Like other tropical diseases which are expected to have increased spread due to climate change, there is concern that changing weather conditions will increase West Nile Virus spread. Climate change will affect disease rates, ranges, and seasonality and affects the distribution of West Nile Virus.

Projected changes in flood frequency and severity can bring new challenges in flood risk management, allowing for increased mosquito populations in urban areas. Weather conditions affected by climate change including temperature, precipitation and wind may affect the survival and reproduction rates of mosquitoes, suitable habitats, distribution, and abundance. Ambient temperatures drive mosquito replication rates and transmission of WNV by affecting the peak season of mosquitoes and geographic variations. For example, increased temperatures can affect the rate of virus replication, speed up the virus evolution rate, and viral transmission efficiency. Furthermore, higher winter temperatures and warmer spring may lead to larger summer mosquito populations, increasing the risk for WNV. Similarly, rainfall may also drive mosquito replication rates and affect the seasonality and geographic variations of the virus.
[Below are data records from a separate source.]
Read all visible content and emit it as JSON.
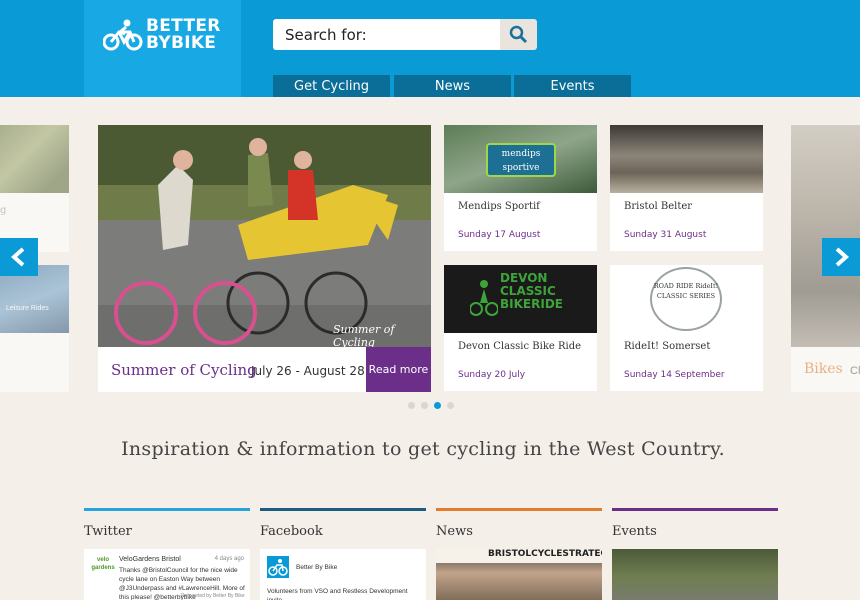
{
  "header": {
    "logo_line1": "BETTER",
    "logo_line2": "BYBIKE",
    "search_label": "Search for:",
    "nav": [
      "Get Cycling",
      "News",
      "Events"
    ]
  },
  "carousel": {
    "left_partial_title": "g",
    "left_partial_img_text": "Leisure Rides",
    "right_partial_title": "Bikes",
    "right_partial_extra": "Ch",
    "main": {
      "title": "Summer of Cycling",
      "dates": "July 26 - August 28",
      "read_more": "Read more",
      "img_text": "Summer of Cycling"
    },
    "events": [
      {
        "title": "Mendips Sportif",
        "date": "Sunday 17 August",
        "img_text": "mendips sportive"
      },
      {
        "title": "Bristol Belter",
        "date": "Sunday 31 August",
        "img_text": ""
      },
      {
        "title": "Devon Classic Bike Ride",
        "date": "Sunday 20 July",
        "img_text": "DEVON CLASSIC BIKERIDE"
      },
      {
        "title": "RideIt! Somerset",
        "date": "Sunday 14 September",
        "img_text": "ROAD RIDE RideIt! CLASSIC SERIES"
      }
    ],
    "dots": 4,
    "active_dot": 2
  },
  "tagline": "Inspiration & information to get cycling in the West Country.",
  "columns": {
    "twitter": {
      "title": "Twitter",
      "logo_text": "velo gardens",
      "name": "VeloGardens Bristol",
      "ago": "4 days ago",
      "text": "Thanks @BristolCouncil for the nice wide cycle lane on Easton Way between @J3Underpass and #LawrenceHill. More of this please! @betterbybike",
      "retweet": "Retweeted by Better By Bike"
    },
    "facebook": {
      "title": "Facebook",
      "name": "Better By Bike",
      "text": "Volunteers from VSO and Restless Development invite"
    },
    "news": {
      "title": "News",
      "banner": "BRISTOLCYCLESTRATEGY"
    },
    "events": {
      "title": "Events"
    }
  },
  "colors": {
    "header": "#0a9ad6",
    "accent_purple": "#6b2f8a",
    "nav_tab": "#0a6e98",
    "bar_twitter": "#26a3df",
    "bar_facebook": "#1d5c80",
    "bar_news": "#e37c2b",
    "bar_events": "#6b2f8a"
  },
  "icons": [
    "bike-logo-icon",
    "search-icon",
    "arrow-left-icon",
    "arrow-right-icon",
    "facebook-avatar-icon"
  ]
}
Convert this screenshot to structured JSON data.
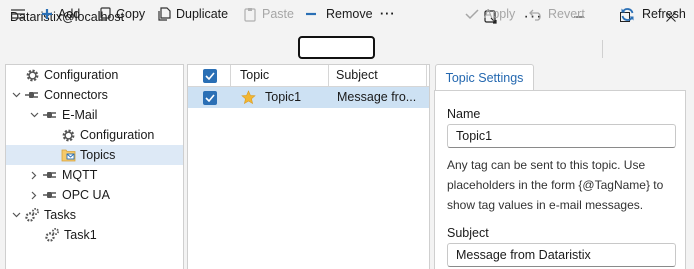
{
  "window": {
    "title": "Dataristix@localhost",
    "controls": {
      "extra_icon": "window-tools-icon",
      "more": "···",
      "minimize": "—",
      "maximize": "□",
      "close": "✕"
    }
  },
  "toolbar": {
    "add_label": "Add",
    "copy_label": "Copy",
    "duplicate_label": "Duplicate",
    "paste_label": "Paste",
    "remove_label": "Remove",
    "overflow_label": "···",
    "apply_label": "Apply",
    "revert_label": "Revert",
    "refresh_label": "Refresh"
  },
  "tree": {
    "items": [
      {
        "label": "Configuration",
        "icon": "gear-icon"
      },
      {
        "label": "Connectors",
        "icon": "plug-icon"
      },
      {
        "label": "E-Mail",
        "icon": "plug-icon"
      },
      {
        "label": "Configuration",
        "icon": "gear-icon"
      },
      {
        "label": "Topics",
        "icon": "topics-icon"
      },
      {
        "label": "MQTT",
        "icon": "plug-icon"
      },
      {
        "label": "OPC UA",
        "icon": "plug-icon"
      },
      {
        "label": "Tasks",
        "icon": "gears-icon"
      },
      {
        "label": "Task1",
        "icon": "gears-icon"
      }
    ]
  },
  "grid": {
    "columns": [
      "Topic",
      "Subject"
    ],
    "rows": [
      {
        "topic": "Topic1",
        "subject": "Message fro..."
      }
    ]
  },
  "settings": {
    "tab_label": "Topic Settings",
    "name_label": "Name",
    "name_value": "Topic1",
    "description": "Any tag can be sent to this topic. Use placeholders in the form {@TagName} to show tag values in e-mail messages.",
    "subject_label": "Subject",
    "subject_value": "Message from Dataristix"
  },
  "colors": {
    "accent": "#2a6fb5",
    "selection": "#cde1f3",
    "tree_selection": "#dde9f6",
    "star": "#f2b632"
  }
}
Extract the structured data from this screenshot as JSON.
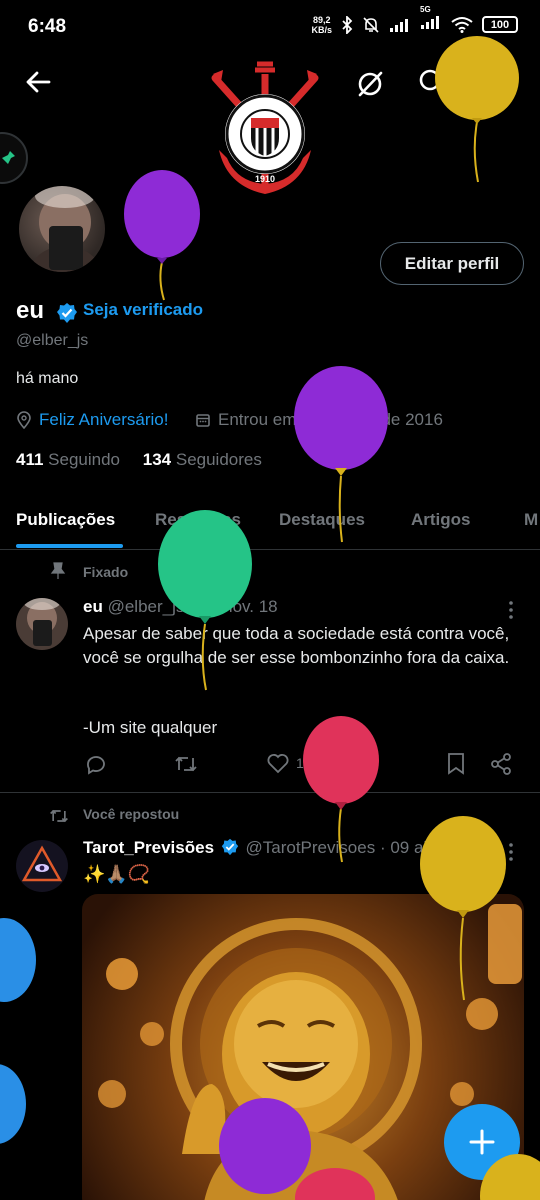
{
  "status": {
    "time": "6:48",
    "net_speed_value": "89,2",
    "net_speed_unit": "KB/s",
    "network": "5G",
    "battery": "100"
  },
  "header": {
    "back_icon": "arrow-left-icon",
    "logo_text": "S.C. CORINTHIANS PAULISTA",
    "logo_year": "1910"
  },
  "profile": {
    "edit_label": "Editar perfil",
    "name": "eu",
    "verify_label": "Seja verificado",
    "handle": "@elber_js",
    "bio": "há mano",
    "birthday": "Feliz Aniversário!",
    "joined": "Entrou em dezembro de 2016",
    "following_count": "411",
    "following_label": "Seguindo",
    "followers_count": "134",
    "followers_label": "Seguidores"
  },
  "tabs": [
    "Publicações",
    "Respostas",
    "Destaques",
    "Artigos",
    "M"
  ],
  "pinned": {
    "label": "Fixado",
    "name": "eu",
    "handle": "@elber_js",
    "date": "· 16 nov. 18",
    "text1": "Apesar de saber que toda a sociedade está contra você, você se orgulha de ser esse bombonzinho fora da caixa.",
    "text2": "-Um site qualquer",
    "likes": "1"
  },
  "repost": {
    "label": "Você repostou",
    "name": "Tarot_Previsões",
    "handle": "@TarotPrevisoes",
    "date": "· 09 abr.",
    "text": "✨🙏🏽📿"
  },
  "colors": {
    "accent": "#1d9bf0",
    "balloon_purple": "#8e2bd6",
    "balloon_gold": "#d9b21c",
    "balloon_green": "#25c487",
    "balloon_red": "#e0335a",
    "balloon_blue": "#2a8fe6"
  }
}
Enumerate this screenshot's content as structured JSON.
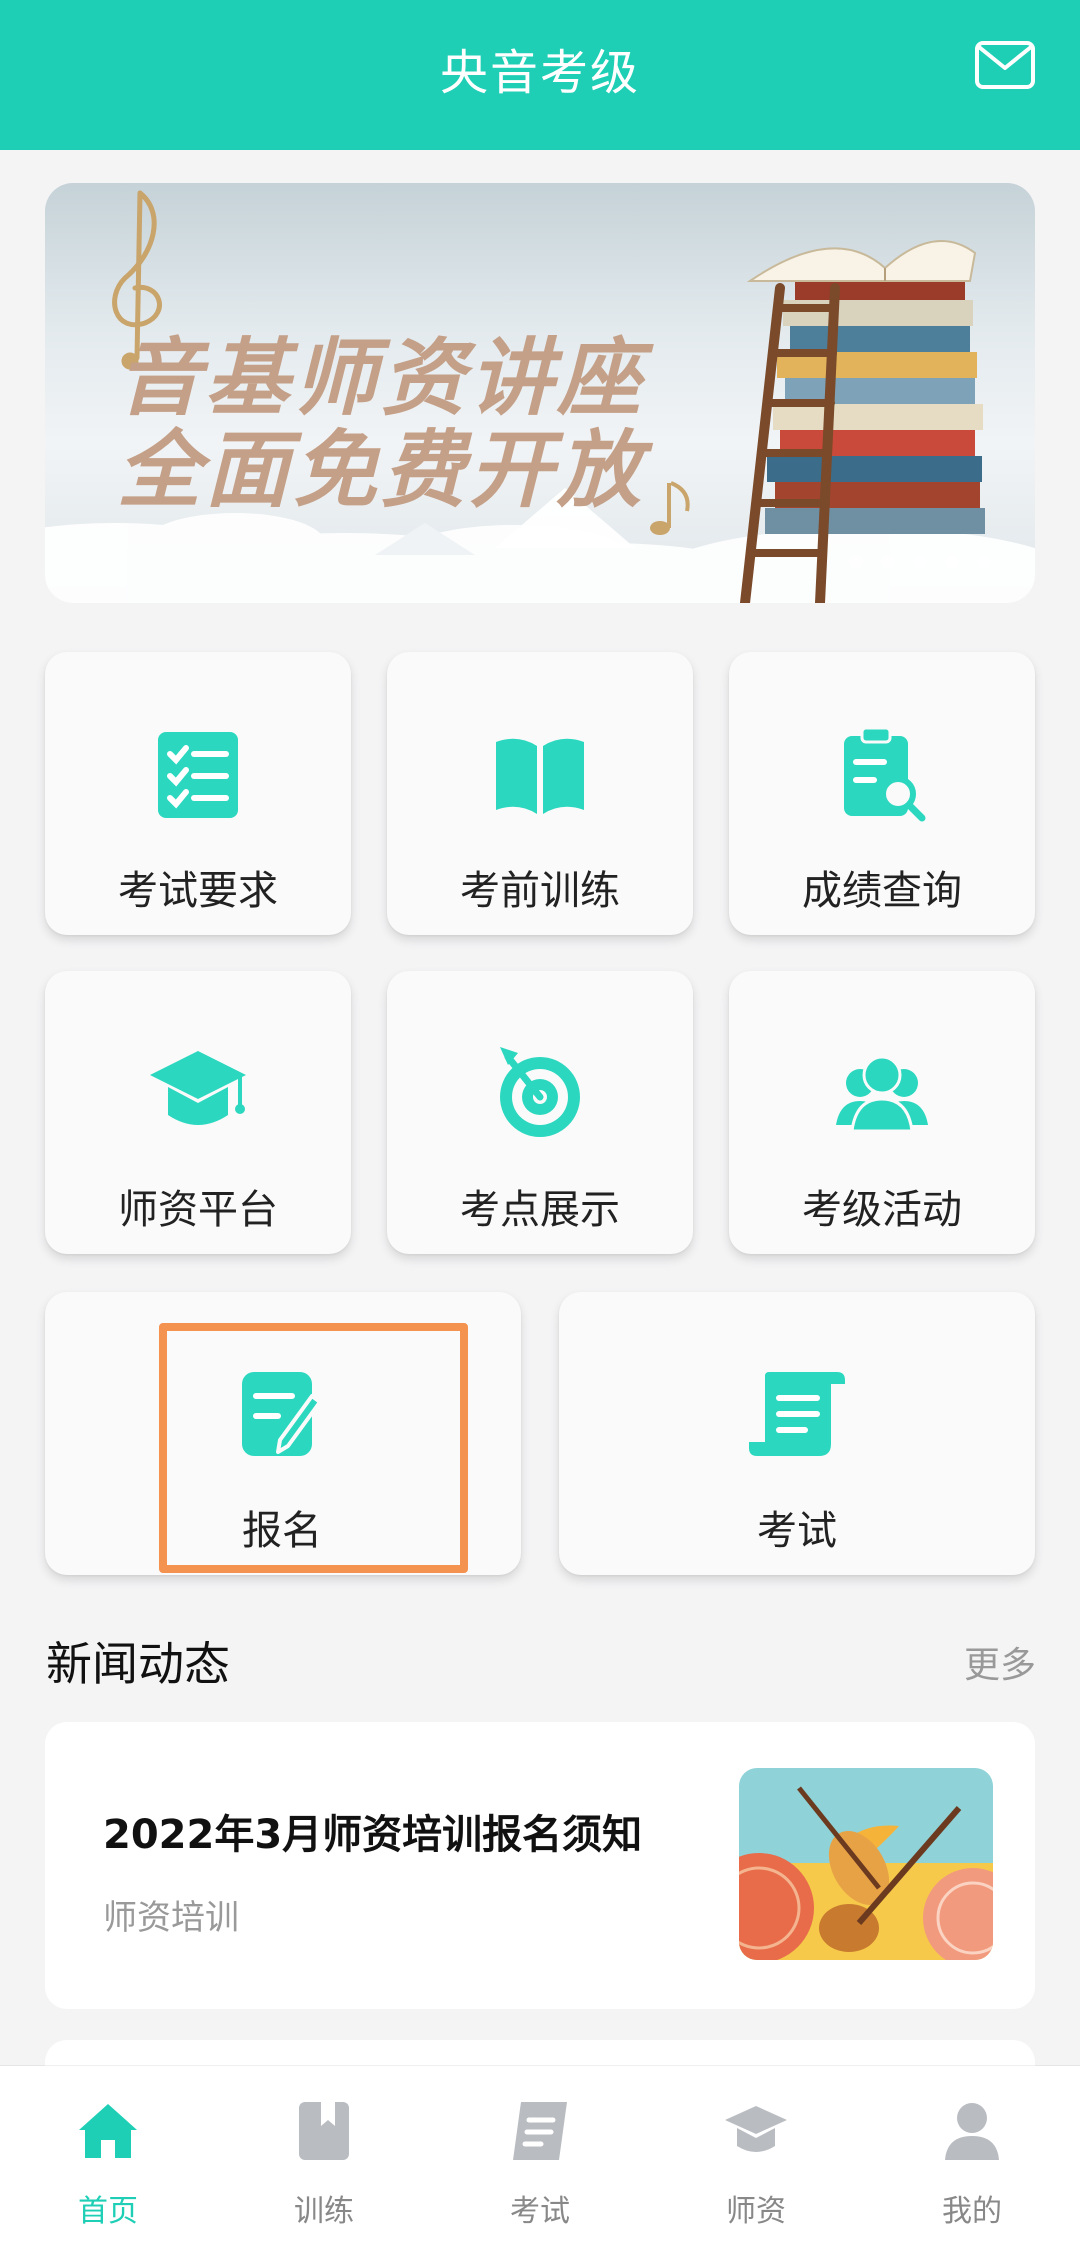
{
  "header": {
    "title": "央音考级",
    "mail_icon": "mail-icon"
  },
  "banner": {
    "line1": "音基师资讲座",
    "line2": "全面免费开放",
    "slide_count": 5,
    "active_slide": 4
  },
  "tiles": [
    {
      "id": "exam-requirements",
      "label": "考试要求",
      "icon": "checklist-icon"
    },
    {
      "id": "pre-exam-training",
      "label": "考前训练",
      "icon": "open-book-icon"
    },
    {
      "id": "score-query",
      "label": "成绩查询",
      "icon": "clipboard-search-icon"
    },
    {
      "id": "teacher-platform",
      "label": "师资平台",
      "icon": "graduation-cap-icon"
    },
    {
      "id": "exam-venues",
      "label": "考点展示",
      "icon": "target-icon"
    },
    {
      "id": "exam-activities",
      "label": "考级活动",
      "icon": "people-icon"
    },
    {
      "id": "register",
      "label": "报名",
      "icon": "edit-document-icon"
    },
    {
      "id": "exam",
      "label": "考试",
      "icon": "scroll-icon"
    }
  ],
  "news": {
    "title": "新闻动态",
    "more": "更多",
    "items": [
      {
        "title": "2022年3月师资培训报名须知",
        "tag": "师资培训",
        "thumb_icon": "violin-guitar-illustration"
      }
    ]
  },
  "nav": [
    {
      "label": "首页",
      "icon": "home-icon",
      "active": true
    },
    {
      "label": "训练",
      "icon": "book-icon",
      "active": false
    },
    {
      "label": "考试",
      "icon": "document-icon",
      "active": false
    },
    {
      "label": "师资",
      "icon": "graduation-cap-icon",
      "active": false
    },
    {
      "label": "我的",
      "icon": "user-icon",
      "active": false
    }
  ],
  "colors": {
    "accent": "#1ecfb6",
    "highlight": "#f4924f",
    "banner_text": "#c4a088"
  }
}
Studies show an association between heavy precipitation and higher incidence of reported WNV. Likewise, wind is another environmental factor that serves as a dispersal mechanism for mosquitoes.

Mosquitoes have extremely wide environmental tolerances and a nearly ubiquitous geographical distribution, being present on all major land masses except Antarctica and Iceland. Nevertheless, changes in climate and land use on ecological timescales can variously expand or fragment their distribution patterns, raising consequent concerns for human health.